[Lustre-devel] proposal on implementing a new readahead in clio

Mon Jan 25 07:34:26 PST 2010

On Mon, Jan 25, 2010 at 12:23:03AM -0700, Andreas Dilger wrote:
> On 2010-01-24, at 23:55, Matt Wu wrote:
> >We can group the threads by several ways:
> >1, request per random thread, without any specify order. we just
> >start a fixed number of threads and queue the readahead request to
> >any  thread of the thread pool.  this is the decision we made during
> >WNC readahead meeting last  week.
> >2, thread per file (file) or thread per open instance (fd)
> >3, thread per ost, we need divide the readahead request to several
> >which are stripe boundary aligned.
> 
> In order to keep the readahead pages local to the NUMA node that the  
> userspace thread is running on, I'd recommend at most a single  
> readahead thread per core.  That way, when the readahead thread is  
> allocating pages they will be on the right NUMA node.
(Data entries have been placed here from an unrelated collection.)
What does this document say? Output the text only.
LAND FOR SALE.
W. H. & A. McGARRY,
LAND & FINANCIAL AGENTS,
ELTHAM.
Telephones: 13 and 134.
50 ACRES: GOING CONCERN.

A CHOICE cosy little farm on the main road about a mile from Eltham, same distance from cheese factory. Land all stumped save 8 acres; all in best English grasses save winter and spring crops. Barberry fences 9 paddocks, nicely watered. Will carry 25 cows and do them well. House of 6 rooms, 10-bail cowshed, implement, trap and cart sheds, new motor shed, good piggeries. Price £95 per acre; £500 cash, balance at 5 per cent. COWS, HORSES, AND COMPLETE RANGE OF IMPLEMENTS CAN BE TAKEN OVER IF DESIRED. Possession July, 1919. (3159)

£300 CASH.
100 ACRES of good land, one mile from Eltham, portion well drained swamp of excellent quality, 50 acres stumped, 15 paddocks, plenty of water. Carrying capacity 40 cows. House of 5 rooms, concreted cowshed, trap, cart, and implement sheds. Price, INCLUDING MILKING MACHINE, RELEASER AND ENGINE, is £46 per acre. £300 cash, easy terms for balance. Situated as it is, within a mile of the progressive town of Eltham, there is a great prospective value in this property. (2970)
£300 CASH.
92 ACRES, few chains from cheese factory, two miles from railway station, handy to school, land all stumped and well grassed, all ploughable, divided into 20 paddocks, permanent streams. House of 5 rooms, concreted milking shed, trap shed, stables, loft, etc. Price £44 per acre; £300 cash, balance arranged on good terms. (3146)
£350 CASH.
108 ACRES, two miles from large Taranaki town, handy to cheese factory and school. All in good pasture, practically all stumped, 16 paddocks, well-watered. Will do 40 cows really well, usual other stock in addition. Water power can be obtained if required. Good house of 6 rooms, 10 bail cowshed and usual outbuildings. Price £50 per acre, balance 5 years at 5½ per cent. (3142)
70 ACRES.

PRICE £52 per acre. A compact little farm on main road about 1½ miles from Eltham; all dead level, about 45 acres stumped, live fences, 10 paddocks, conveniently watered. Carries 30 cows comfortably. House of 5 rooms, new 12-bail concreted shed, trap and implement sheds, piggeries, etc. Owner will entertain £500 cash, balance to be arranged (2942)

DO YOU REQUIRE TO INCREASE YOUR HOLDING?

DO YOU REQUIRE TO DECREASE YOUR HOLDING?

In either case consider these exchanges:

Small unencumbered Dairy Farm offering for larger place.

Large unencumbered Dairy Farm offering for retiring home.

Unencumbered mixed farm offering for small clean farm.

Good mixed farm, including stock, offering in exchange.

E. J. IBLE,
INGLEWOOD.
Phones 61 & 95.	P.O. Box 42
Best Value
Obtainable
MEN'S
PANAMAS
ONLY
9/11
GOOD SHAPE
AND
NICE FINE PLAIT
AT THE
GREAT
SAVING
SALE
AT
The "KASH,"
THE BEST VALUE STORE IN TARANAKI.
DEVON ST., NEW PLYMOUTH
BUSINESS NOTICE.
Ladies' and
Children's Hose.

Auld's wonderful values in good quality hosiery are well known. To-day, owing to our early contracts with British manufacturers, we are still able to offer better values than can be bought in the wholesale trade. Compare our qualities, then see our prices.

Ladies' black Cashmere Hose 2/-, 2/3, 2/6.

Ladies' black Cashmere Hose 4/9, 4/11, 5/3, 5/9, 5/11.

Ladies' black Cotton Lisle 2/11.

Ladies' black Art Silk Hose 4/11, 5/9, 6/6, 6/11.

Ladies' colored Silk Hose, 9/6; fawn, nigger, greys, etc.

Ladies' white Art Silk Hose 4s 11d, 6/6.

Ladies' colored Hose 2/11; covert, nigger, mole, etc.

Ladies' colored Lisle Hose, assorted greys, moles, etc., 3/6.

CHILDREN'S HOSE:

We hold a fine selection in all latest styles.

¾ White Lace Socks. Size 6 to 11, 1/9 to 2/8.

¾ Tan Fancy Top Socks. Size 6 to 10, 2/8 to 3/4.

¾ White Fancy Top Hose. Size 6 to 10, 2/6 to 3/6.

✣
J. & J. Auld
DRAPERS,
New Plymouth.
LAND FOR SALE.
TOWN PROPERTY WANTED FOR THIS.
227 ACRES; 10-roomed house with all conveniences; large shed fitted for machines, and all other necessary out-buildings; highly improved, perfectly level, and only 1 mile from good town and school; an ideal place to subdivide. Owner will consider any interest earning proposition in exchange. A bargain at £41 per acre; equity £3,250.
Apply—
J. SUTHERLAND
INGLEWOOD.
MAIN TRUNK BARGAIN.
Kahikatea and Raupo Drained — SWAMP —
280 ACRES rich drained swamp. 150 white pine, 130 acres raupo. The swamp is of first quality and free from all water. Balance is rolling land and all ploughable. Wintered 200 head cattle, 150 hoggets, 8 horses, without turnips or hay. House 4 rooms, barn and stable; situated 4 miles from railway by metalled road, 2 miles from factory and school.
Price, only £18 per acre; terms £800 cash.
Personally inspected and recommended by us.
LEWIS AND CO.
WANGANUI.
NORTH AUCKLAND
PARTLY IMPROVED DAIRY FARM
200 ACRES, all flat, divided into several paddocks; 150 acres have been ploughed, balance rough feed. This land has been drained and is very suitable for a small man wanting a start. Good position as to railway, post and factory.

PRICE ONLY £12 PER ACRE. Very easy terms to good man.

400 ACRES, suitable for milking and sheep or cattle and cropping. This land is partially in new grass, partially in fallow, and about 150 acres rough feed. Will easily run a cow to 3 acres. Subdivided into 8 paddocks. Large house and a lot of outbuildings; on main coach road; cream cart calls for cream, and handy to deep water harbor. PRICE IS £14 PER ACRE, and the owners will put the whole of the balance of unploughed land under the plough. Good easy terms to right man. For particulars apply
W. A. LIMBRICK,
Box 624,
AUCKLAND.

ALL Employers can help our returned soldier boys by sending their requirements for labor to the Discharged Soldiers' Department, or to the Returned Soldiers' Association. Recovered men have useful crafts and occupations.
That was my recommendation as well, but if I understand Matt correctly,
the Windows VFS makes it impossible to do readahead asynchronously,
which is why Matt suggests having many threads.  I have no clue as to
the relevant Windows kernel APIs, but if Matt's right about Windows,
then color me surprised.  Assuming that's correct and that there's no
reasonable way around the problem, then I'd recommend having a pool with
some number of threads (say, 3 * CPUs), with readaheads done only when
there are threads available in the pool.

Nico
--